La realtà virtuale ha un ruolo fondamentale dal momento che fornisce gli stimoli aptici (o tattili) che l’esoscheletro deve replicare. Tuttavia il focus del progetto è stato la creazione del robot indossabile e un ambiente di VR è stato sviluppato per dimostrare le potenzialità dell’invenzione. In VR si può replicare uno scenario altamente pericoloso, combinando vari elementi critici, in modo da addestrare un operatore senza però esporlo realmente ai fattori di rischio (Figura 5).
Oggi le sensazioni che la VR riproduce non hanno tutte lo stesso livello di maturità, e questo influisce sull’efficacia del training. Per poter imparare, bisogna memorizzare stimoli e sensazioni provate durante un’esperienza. Queste saranno i mattoni con cui costruire una strategia per risolvere un problema simile a quello già vissuto.

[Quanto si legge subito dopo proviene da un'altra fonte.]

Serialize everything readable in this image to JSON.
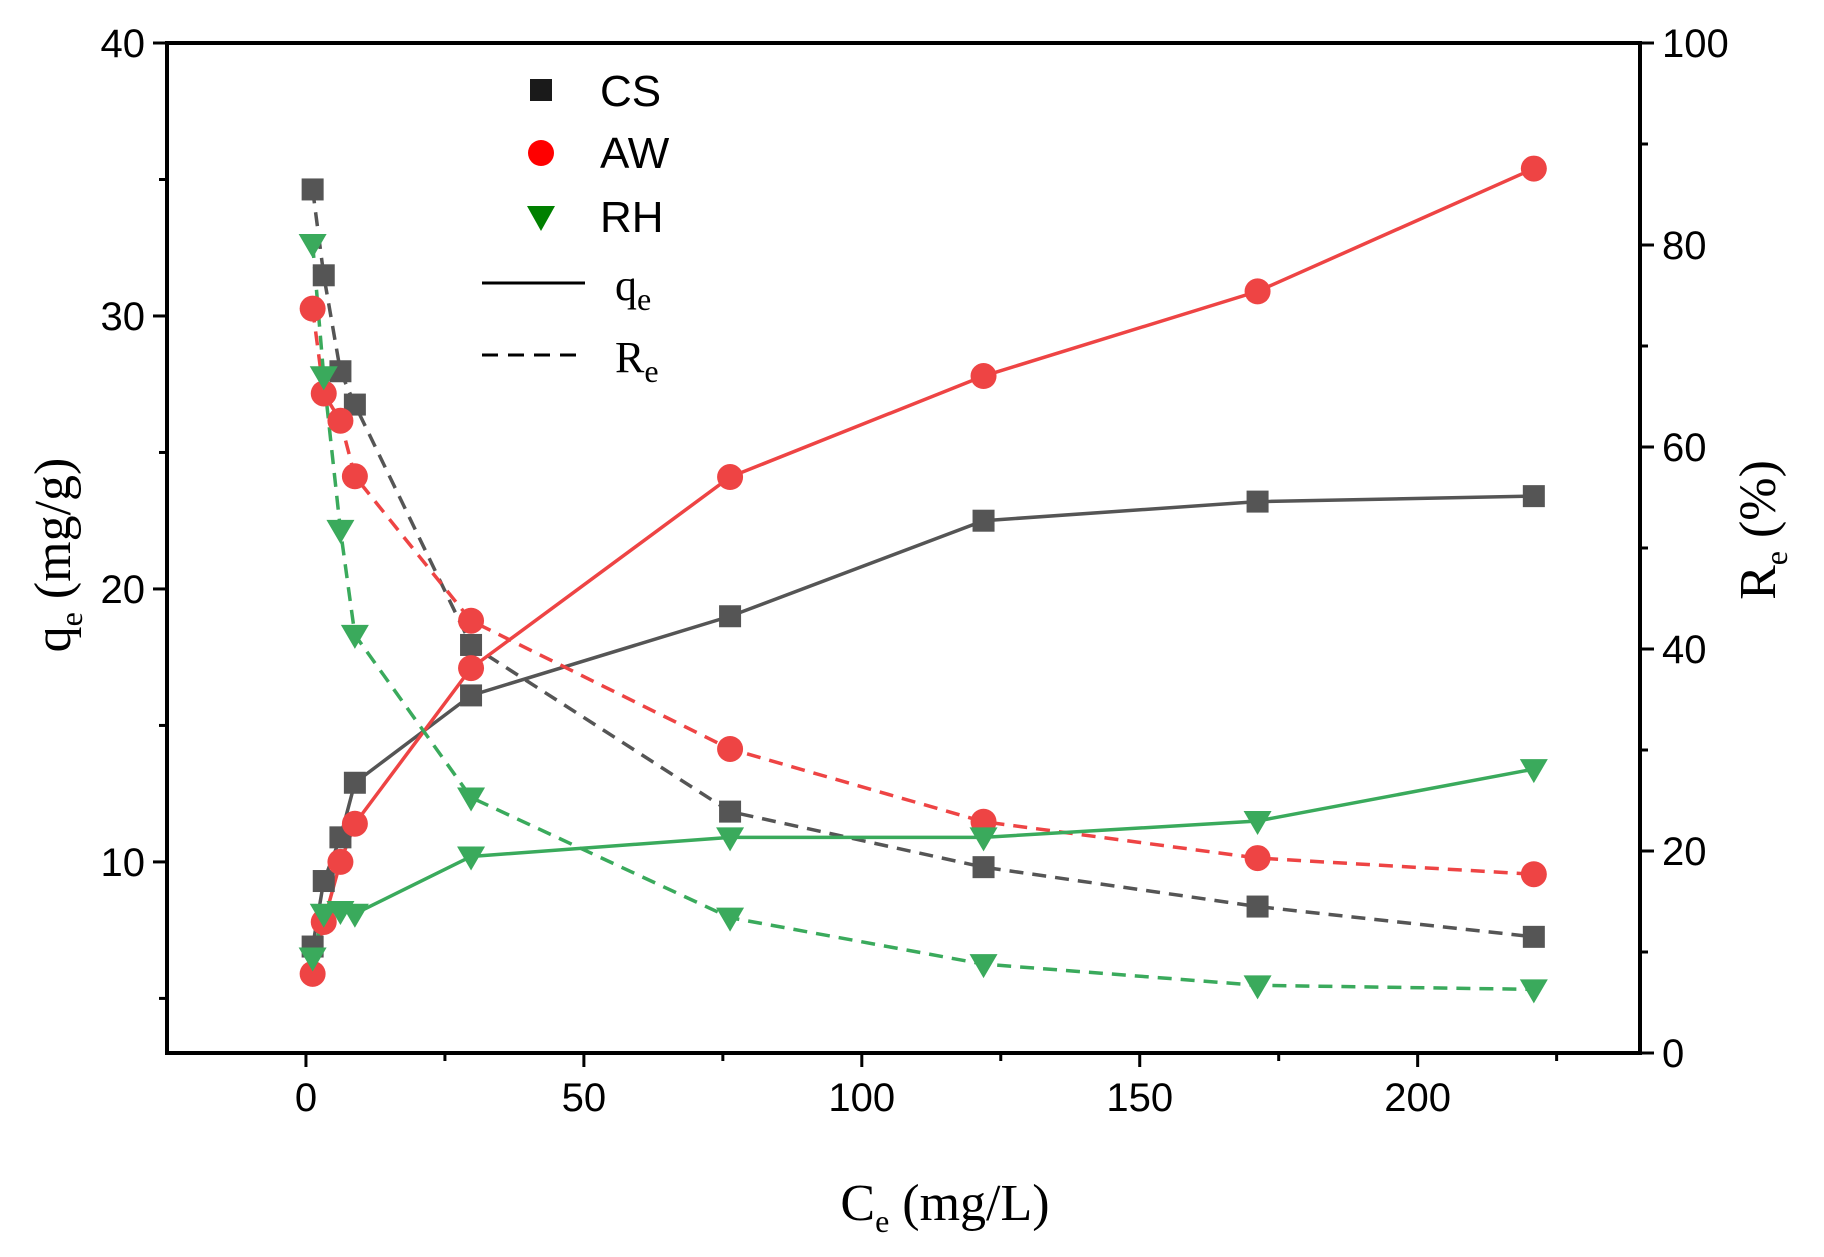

Le tecnologie di VR attuali riproducono benissimo stimoli visivi o uditivi, ma sugli altri sensi siamo ancora un po’ indietro. In particolare, gli stimoli propriocettivi sono quelli che costituiscono la cosiddetta “memoria motoria”, che è fondamentale per eseguire al meglio un task fisico. Questi stimoli sono generati da sensori – i propriocettori – di allungamento e sforzo presenti in muscoli, tendini e articolazioni. Riuscire a sollecitare anche quelli può cambiare completamente l’efficacia di una esperienza di VR.
L’esoscheletro è al momento un prototipo testato in un ambiente di formazione – che è quello per cui è stato progettato – ed è protetto da una domanda di brevetto nazionale condivisa tra gli Istituti che lo hanno sviluppato. Intravediamo già diverse opzioni per il suo miglioramento: dall’aggiunta di un secondo braccio – per renderlo bimanuale – all’ottimizzazione di materiali e design al fine di ridurre ulteriormente il peso e migliorare la vestibilità. Nel frattempo dobbiamo dimostrare scientificamente che sia efficace in termini di addestramento in VR e, dimostrato ciò, che dia realmente un vantaggio per l’addestramento in VR.
Noi ci crediamo ed è per questo che, insieme ad un team del Dipartimento di Ingegneria Informatica, Automatica e Gestionale (DIAG) di Sapienza guidato dal Prof. Pietro Aricò e allo stesso tempo della Federico II, stiamo già lavorando ad un nuovo progetto BRIC INAIL che ha proprio questo obiettivo.
Professor Eduardo Palermo, coordinatore del gruppo Università Sapienza di Roma
L’ingegneria biomedica raccoglie tutta la conoscenza ingegneristica legata all’essere umano e alla tecnologia con cui interagisce. Un esoscheletro non può essere progettato e realizzato senza una conoscenza dei modelli biomeccanici del corpo umano. È necessario saper gestire i dati ottenuti dagli strumenti di misura e interpretarne gli output. A questo bisogna aggiungere un po’ di conoscenza di quella che si definisce meccatronica, cioè una branca sempre più presente nei percorsi di studio di Ingegneria Biomedica. Questo progetto è stato realizzato grazie anche al coinvolgimento di studenti, sia di dottorato che di tesi magistrale. A fianco delle realtà di ricerca universitaria, che ha come sbocco principale la carriera accademica, esistono anche altri importanti istituti che concentrano molte risorse sull’ ingegneria biomedica.
Lavorare nella ricerca di ingegneria biomedica è possibile e può dare grandi soddisfazioni, anche in un paese come l’Italia, dove la ricerca scientifica non è forse finanziata quanto altrove ma è comunque di altissimo livello. Quella delle scienze legate alla vita è una delle discipline che più necessita di sviluppo tecnologico.
Professore, la ringraziamo per la sua disponibilità e per averci raccontato del progetto SIDE. Ci auguriamo di risentirla per i futuri aggiornamenti dello stesso.